After fifteen or twenty days of healing, I was out of the habit and indulging in the holiday smorgasbord.

This brings us to yesterday. I decided to get back on the wagon when one of my best friends told me he’d dropped some weight. (No, we’re not competing for bikini season.) The long layoff had to end, as exercise may be the magic bullet to reduce the frustration of my day-to-day life.

I decided to try ChiRunning, having picked up the book at my local bookstore and read through it a few weeks ago. I will admit to some trepidation at the thought of changing my running style, focusing on moving my feet faster and landing differently.

I was mistaken.

The technique is built around “forms,” simple concentrations that aggregate to create an efficient and effortless stride for mile after mile. I chose to focus on cadence, the pick-them-up-and-put-them-down pace which is the constant in ChiRunning, a staggering 85-90 cycles (170-180 steps) per minute.

It was easier than I anticipated.

Using a simple beeping metronome MP3 I prepared using Audacity, I quickly got in sync with the proper rhythm and went for a few minutes.
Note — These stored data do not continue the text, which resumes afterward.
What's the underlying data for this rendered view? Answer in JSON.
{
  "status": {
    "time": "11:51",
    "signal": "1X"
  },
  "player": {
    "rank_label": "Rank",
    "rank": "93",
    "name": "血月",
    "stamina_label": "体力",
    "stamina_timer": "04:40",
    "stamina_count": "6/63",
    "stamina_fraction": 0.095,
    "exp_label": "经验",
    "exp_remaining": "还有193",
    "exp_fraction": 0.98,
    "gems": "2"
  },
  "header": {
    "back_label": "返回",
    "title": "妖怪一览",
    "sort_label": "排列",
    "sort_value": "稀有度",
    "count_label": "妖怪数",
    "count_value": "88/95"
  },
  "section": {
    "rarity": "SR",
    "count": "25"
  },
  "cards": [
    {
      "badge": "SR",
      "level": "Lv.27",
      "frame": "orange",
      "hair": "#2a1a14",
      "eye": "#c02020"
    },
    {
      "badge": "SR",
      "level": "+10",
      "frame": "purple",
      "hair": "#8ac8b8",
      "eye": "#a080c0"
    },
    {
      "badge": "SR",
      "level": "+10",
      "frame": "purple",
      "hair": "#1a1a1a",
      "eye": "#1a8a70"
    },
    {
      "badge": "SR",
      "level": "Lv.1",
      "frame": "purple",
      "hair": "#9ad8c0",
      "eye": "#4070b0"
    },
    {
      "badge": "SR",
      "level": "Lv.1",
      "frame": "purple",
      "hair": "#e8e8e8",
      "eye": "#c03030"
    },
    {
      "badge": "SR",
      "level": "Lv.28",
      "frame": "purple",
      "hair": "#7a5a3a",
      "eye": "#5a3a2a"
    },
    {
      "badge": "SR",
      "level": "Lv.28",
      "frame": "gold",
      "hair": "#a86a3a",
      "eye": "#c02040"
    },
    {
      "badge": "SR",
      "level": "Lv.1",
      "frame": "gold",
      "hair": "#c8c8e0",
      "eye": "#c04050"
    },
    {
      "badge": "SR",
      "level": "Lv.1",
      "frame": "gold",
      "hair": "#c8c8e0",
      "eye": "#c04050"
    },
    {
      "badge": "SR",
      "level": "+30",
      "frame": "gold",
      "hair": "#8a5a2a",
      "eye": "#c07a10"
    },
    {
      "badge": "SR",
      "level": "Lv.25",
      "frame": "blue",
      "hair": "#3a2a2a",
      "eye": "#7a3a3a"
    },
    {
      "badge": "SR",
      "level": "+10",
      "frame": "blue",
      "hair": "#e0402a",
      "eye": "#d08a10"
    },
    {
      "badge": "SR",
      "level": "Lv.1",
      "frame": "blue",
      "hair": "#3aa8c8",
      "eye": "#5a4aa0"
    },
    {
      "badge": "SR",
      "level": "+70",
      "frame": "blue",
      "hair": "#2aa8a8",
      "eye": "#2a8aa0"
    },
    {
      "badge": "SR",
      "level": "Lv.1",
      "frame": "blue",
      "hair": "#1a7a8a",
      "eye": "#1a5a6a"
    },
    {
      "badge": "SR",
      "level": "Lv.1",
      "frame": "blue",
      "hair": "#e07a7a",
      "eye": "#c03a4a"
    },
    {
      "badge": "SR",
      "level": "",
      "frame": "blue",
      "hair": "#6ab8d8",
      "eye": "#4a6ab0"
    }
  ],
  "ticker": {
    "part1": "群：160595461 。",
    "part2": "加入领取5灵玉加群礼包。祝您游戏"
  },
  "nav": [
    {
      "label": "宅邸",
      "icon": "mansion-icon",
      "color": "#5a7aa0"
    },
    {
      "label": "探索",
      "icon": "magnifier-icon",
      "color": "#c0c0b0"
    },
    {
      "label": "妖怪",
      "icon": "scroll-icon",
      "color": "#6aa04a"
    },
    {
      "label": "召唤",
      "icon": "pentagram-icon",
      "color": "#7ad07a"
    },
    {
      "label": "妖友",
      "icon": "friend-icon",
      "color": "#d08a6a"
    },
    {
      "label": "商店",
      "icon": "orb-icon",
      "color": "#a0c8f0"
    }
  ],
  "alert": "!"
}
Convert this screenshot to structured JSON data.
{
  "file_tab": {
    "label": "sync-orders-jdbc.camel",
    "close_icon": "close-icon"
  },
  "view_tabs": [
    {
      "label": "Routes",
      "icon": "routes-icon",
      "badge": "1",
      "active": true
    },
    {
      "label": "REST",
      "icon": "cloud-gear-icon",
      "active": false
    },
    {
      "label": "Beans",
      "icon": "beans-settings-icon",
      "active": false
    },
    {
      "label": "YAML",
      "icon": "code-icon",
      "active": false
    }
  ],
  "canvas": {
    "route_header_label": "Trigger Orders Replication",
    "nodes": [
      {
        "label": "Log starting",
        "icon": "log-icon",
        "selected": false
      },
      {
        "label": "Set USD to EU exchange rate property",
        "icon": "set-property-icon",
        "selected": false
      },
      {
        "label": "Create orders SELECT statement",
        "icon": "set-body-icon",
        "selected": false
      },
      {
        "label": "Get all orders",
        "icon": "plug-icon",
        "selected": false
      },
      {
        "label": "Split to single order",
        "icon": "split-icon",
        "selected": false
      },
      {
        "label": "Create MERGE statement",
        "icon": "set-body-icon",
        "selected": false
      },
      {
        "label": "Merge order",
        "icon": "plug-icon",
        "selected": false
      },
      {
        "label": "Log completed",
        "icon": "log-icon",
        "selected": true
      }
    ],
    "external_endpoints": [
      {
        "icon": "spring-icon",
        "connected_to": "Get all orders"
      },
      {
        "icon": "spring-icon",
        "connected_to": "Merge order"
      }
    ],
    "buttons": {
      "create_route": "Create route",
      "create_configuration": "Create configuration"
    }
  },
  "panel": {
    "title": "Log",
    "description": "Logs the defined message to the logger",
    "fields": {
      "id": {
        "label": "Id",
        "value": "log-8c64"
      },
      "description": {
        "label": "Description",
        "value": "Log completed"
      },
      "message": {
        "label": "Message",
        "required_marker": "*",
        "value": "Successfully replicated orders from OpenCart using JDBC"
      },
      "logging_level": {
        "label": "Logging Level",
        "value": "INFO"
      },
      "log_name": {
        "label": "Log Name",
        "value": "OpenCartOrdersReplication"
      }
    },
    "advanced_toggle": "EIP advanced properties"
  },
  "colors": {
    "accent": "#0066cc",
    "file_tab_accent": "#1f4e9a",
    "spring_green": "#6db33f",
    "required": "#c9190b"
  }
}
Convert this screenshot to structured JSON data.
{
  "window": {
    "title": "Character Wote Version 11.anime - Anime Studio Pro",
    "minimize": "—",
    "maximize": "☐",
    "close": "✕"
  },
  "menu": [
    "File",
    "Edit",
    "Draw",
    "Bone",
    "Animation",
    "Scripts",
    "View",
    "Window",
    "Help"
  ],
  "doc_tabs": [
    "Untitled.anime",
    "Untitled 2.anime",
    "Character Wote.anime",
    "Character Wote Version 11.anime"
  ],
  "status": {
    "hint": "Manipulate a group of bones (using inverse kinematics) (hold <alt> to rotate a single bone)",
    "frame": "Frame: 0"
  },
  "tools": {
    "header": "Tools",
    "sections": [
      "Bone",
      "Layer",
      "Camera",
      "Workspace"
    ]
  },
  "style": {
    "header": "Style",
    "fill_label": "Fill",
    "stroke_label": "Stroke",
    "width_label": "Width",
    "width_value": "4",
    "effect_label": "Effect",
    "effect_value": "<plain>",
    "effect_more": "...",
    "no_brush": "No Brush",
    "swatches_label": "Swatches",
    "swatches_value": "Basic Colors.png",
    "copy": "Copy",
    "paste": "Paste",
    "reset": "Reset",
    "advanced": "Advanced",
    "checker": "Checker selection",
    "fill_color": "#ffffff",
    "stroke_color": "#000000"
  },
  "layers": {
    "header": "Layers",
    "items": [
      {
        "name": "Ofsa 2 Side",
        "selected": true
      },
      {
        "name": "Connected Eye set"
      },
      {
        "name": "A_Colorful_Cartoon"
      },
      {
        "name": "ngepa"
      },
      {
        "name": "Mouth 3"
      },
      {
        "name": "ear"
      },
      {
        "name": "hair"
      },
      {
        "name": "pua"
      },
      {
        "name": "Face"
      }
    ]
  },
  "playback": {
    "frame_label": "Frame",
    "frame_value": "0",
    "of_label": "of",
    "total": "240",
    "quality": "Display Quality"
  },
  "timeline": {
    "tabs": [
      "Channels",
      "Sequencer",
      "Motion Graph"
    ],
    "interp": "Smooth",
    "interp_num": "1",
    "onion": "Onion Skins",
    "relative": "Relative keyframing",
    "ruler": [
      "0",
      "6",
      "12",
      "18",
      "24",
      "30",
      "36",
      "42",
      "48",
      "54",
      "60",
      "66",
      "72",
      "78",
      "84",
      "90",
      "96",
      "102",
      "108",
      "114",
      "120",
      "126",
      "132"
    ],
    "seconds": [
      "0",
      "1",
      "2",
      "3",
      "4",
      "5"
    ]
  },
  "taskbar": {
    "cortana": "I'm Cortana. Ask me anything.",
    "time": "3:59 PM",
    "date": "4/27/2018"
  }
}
I took a breather for a couple, then began again, really absorbing the movement and programming it into my brain. I even switched over to my regular tunes for awhile and tested myself to see if I could maintain the “one-two-one-two” tempo.

It felt great.

Despite the fact my core must be strengthened, my legs seemed to melt away. I felt little in the way of knee or ankle pain I’ve had before. My muscles seemed more responsive and snappy with each step, like fatigue was a distant memory. I’m looking forward to putting some miles on this body again.

First time I’ve said that in way too long.